Independent Kurdistan beginning or end of problem for Kurds?

“If anyone can do it, it’s Kurds,” Professor David Romano told Kurdistan 24 in a phone interview.

LOS ANGELES, United States (Kurdistan24) – After a century of statelessness, Kurdistan Region, which hosts a portion of the estimated 40-50 million Kurdish population scattered across the Middle East, announced its resolution to move toward independence from Iraq.

A referendum on September 25, 2017, is to ask Kurdish citizens if they would say yes to having their own country.

Although Kurds have faced genocide for their statelessness, the announcement was received with a mixed response: From utter excitement for potentially achieving an age-old dream to absolute resistance. A group went so far as hiring an American PR firm to internationally oppose the prospect of secession.

Although a section of the opposition is fuelled by petty party politics and personal ambitions, others are genuinely concerned that a stronger government would be harder to reform. They argue that KRG had decades to improve people’s lives and it failed and so they believe having a state would not improve day to day life. 

The parliament has been closed for two years. The government, criticized for corruption, mismanagement, and authoritarianism, is just recovering from economic crisis, war with IS, the influx of refugees and IDPs, and federal government’s budget cut.

Others argue that independence is a matter much bigger than one party's failures and success and should be supported as a cause above and beyond the interests of a limited group.



Dr. David Romano, a professor at the political science department of the Missouri State University and a recognized commentator on Kurdish affairs believes after independence, Kurds would have a better opportunity to improve their internal affairs.

“If anyone can do it, it’s Kurds,” Romano told Kurdistan 24 in a phone interview.

“There are good signs. The parliament is to be reactivated. A date is set for presidential and parliamentary elections and the president has said he would step aside after the elections,” Romano stated.

Although many remain cynical about the said promises, Romano admits that is a positive rhetoric.

“There is no guarantee they would be successful,” he warned, but added that after independence, the government can focus better on social, political, economic problems.”

It is common to blame governments for every problem in the society but Romano who studies and teaches concepts such as “nationalism, social movements, and theories of peace and conflict,” believes leaders can push, but society has to change within itself.

“There have to be societal shifts,” he said. If the Kurdish society wishes to move toward equity, reducing poverty, promoting gender equality, the society should receive education and have the desire to progress.

The KRG has issued laws against domestic violence and has provided government-sponsored shelters for battered women, yet gender issues are still massive in the Region,

Kurdistan Region is a place of contradictions when it comes to women’s rights. On the one hand, there are men in the strictly patriarchal nature of Kurdistan who refuse to accept women as equals.

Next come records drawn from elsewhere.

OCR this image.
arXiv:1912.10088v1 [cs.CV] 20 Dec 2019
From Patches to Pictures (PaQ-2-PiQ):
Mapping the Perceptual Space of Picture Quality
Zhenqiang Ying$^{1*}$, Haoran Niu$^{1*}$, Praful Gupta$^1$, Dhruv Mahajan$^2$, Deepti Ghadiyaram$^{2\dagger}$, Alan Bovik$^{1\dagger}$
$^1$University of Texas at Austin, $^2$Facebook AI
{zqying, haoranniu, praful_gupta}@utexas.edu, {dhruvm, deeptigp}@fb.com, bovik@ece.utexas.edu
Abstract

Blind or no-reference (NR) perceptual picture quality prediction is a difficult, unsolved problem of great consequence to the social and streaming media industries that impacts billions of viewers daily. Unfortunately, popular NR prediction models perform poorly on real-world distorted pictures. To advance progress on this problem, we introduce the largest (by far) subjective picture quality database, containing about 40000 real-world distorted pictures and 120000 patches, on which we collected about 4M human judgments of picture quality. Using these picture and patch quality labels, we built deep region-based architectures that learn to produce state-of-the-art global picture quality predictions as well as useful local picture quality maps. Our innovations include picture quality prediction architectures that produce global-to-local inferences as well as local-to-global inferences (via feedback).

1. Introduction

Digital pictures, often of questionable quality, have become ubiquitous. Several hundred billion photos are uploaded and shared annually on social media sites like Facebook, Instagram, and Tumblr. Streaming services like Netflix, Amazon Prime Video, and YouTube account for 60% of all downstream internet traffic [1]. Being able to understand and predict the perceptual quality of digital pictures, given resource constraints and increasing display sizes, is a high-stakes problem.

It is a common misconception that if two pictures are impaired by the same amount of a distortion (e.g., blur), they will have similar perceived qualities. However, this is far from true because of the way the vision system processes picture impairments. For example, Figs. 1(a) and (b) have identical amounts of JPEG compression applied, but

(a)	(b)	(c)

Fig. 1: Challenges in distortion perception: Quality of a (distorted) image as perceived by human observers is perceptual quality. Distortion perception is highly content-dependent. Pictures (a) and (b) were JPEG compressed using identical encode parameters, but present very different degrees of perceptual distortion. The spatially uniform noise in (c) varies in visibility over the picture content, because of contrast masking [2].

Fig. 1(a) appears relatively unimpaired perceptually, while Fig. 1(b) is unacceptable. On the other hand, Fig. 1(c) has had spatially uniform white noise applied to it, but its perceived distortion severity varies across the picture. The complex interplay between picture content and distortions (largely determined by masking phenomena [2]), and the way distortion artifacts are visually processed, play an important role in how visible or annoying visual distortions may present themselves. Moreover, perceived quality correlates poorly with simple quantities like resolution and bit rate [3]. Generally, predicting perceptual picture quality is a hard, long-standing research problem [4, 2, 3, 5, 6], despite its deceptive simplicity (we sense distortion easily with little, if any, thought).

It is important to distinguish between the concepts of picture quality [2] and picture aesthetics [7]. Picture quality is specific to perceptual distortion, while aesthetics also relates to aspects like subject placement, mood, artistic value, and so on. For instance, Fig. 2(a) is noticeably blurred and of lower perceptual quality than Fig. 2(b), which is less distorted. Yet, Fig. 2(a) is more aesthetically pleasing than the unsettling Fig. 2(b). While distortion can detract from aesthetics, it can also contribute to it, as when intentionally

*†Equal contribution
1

On the other hand, Kurdistan has attracted female entrepreneurs from across the world.

As such, Kurdistan has been a much more progressive place for women than the rest of Iraq, although there is much that needs to be done.

Romano believes given the realities on the ground, remaining part of Iraq will not lead to solving gender or other issues.

Moreover, he says it would be easier to hold the Kurdish authorities accountable after independence, adding that resolving major issues need “complex strategies” that society should push for.



The referendum is not only facing internal obstacles. Neighboring countries have voiced their opposition loud and clear.

If the referendum gets the majority support and the Kurdistan declares independence, will there be a war?

Romano believes once independence is achieved, whether it is a unilateral declaration of statehood or is done in negotiations with Baghdad, neighboring countries will start competing over expanding their political and economic influence on Kurdistan.

He believes the chances of military interventions are slim with Iraq and Syria being weak and Iran and Turkey otherwise occupied.

“Although the option of an embargo, Qatar-style, is possible, it would be a costly maneuver,” Romano said.

He noted that Turkey has made a lot of investment in Kurdistan Region and if it imposed sanctions on Kurdistan, the rival partner would benefit.

“Unless both countries coordinate. But they compete on too many aspects. In most likelihood, we will see a grudging continuing of competitive attempts to expand influence in the new country,” he said.

Romano noted that KRG has been diplomatic in negotiating with hostile states and clarifying that statehood would be no threat to them. 

Nevertheless, there could be smaller scales attempts at engaging in a skirmish along the border, such as sending car bombers, in the hope of finding weak points and exploiting them, he said.

“This is a window of opportunity,” he concluded, “If Kurds have the resolution, they can achieve statehood,” noting that Vietnam was able to defeat the US by willpower and not by military power.